How this calculator works
- The current ratio compares short-term resources with short-term obligations.
- Current Ratio = Current Assets / Current Liabilities
- A ratio above 1.00 means current assets are greater than current liabilities.
- A ratio below 1.00 means current liabilities exceed current assets.
- Working Capital = Current Assets − Current Liabilities
- Reverse mode rearranges the same formula to solve for a missing value.
- Target mode estimates how much improvement is needed to reach a chosen liquidity goal.
Formula & Equations Used
Current ratio: Current Assets / Current Liabilities
Working capital: Current Assets − Current Liabilities
Solve for current assets: Current Ratio × Current Liabilities
Solve for current liabilities: Current Assets / Current Ratio
Assets needed to reach target ratio: (Target Ratio × Current Liabilities) − Current Assets
Liabilities reduction needed to reach target ratio: Current Liabilities − (Current Assets / Target Ratio)

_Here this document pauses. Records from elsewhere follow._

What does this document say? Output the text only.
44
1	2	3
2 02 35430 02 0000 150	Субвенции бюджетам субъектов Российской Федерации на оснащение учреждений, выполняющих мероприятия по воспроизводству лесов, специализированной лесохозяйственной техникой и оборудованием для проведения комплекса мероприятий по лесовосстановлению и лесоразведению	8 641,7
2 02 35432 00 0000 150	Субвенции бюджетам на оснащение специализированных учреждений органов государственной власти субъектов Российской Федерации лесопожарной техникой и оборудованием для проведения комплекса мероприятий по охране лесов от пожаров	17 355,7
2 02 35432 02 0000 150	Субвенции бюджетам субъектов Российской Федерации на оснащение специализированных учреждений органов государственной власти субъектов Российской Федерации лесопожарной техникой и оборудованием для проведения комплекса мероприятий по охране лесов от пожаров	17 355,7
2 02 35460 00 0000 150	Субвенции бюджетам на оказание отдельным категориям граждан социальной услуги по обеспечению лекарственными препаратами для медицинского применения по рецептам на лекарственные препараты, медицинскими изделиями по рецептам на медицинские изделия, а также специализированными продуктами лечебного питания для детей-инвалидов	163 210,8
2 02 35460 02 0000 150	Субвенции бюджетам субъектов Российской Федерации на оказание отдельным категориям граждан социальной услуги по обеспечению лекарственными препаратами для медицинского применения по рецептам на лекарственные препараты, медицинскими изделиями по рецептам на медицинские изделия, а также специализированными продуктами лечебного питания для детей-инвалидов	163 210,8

Example Problem & Step-by-Step Solution
Example 1 - Basic current ratio
- Current assets = \$150,000
- Current liabilities = \$100,000
- Current ratio = 150,000 / 100,000 = 1.50
- Working capital = 150,000 − 100,000 = 50,000
So the company has a current ratio of 1.50 and working capital of \$50,000. That means it has \$1.50 of current assets for every \$1.00 of current liabilities.
Example 2 - Reverse solve for current assets
A company wants a current ratio of 2.0 and has current liabilities of \$80,000.

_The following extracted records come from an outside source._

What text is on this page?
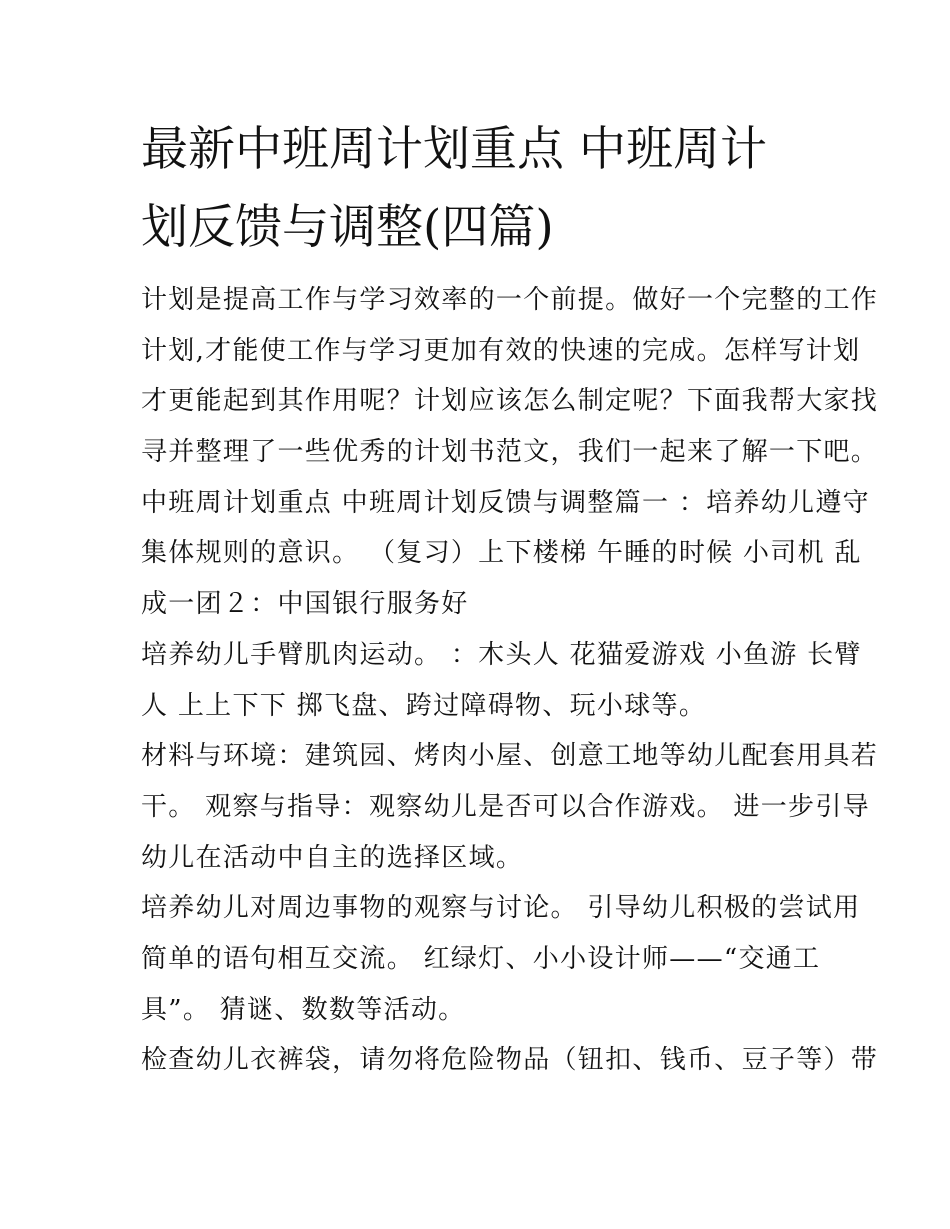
最新中班周计划重点 中班周计
划反馈与调整(四篇)
计划是提高工作与学习效率的一个前提。做好一个完整的工作
计划,才能使工作与学习更加有效的快速的完成。怎样写计划
才更能起到其作用呢？计划应该怎么制定呢？下面我帮大家找
寻并整理了一些优秀的计划书范文，我们一起来了解一下吧。
中班周计划重点 中班周计划反馈与调整篇一 ：培养幼儿遵守
集体规则的意识。 （复习）上下楼梯 午睡的时候 小司机 乱
成一团２：中国银行服务好
培养幼儿手臂肌肉运动。 ：木头人 花猫爱游戏 小鱼游 长臂
人 上上下下 掷飞盘、跨过障碍物、玩小球等。
材料与环境：建筑园、烤肉小屋、创意工地等幼儿配套用具若
干。 观察与指导：观察幼儿是否可以合作游戏。 进一步引导
幼儿在活动中自主的选择区域。
培养幼儿对周边事物的观察与讨论。 引导幼儿积极的尝试用
简单的语句相互交流。 红绿灯、小小设计师——“交通工
具”。 猜谜、数数等活动。
检查幼儿衣裤袋，请勿将危险物品（钮扣、钱币、豆子等）带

- Use the reverse formula: Current Assets = Current Ratio × Current Liabilities
- Substitute the values: 2.0 × 80,000 = 160,000
So the company would need \$160,000 of current assets.
Example 3 - Target ratio improvement
A company currently has \$120,000 of current assets and \$90,000 of current liabilities. It wants to reach a current ratio of 2.0.
- Required assets at ratio 2.0 = 2.0 × 90,000 = 180,000
- Additional assets needed = 180,000 − 120,000 = 60,000
So the company must add \$60,000 of current assets if liabilities stay the same.
Frequently Asked Questions
Q: What is the current ratio?
The current ratio is a liquidity ratio that compares current assets with current liabilities.
Q: What does a current ratio above 1 mean?
It means current assets are greater than current liabilities, so the company appears to have more short-term resources than short-term obligations.
Q: What is working capital?
Working capital is current assets minus current liabilities. It measures the dollar amount of short-term liquidity, while the current ratio measures liquidity as a ratio.
Q: Is a higher current ratio always better?
Not always. A higher ratio can mean stronger liquidity, but an extremely high ratio may also suggest inefficient use of current assets. Context and industry matter.
Q: Can current liabilities be zero?
In ratio math, dividing by zero is undefined. If current liabilities are zero, the calculator will not show a standard current ratio.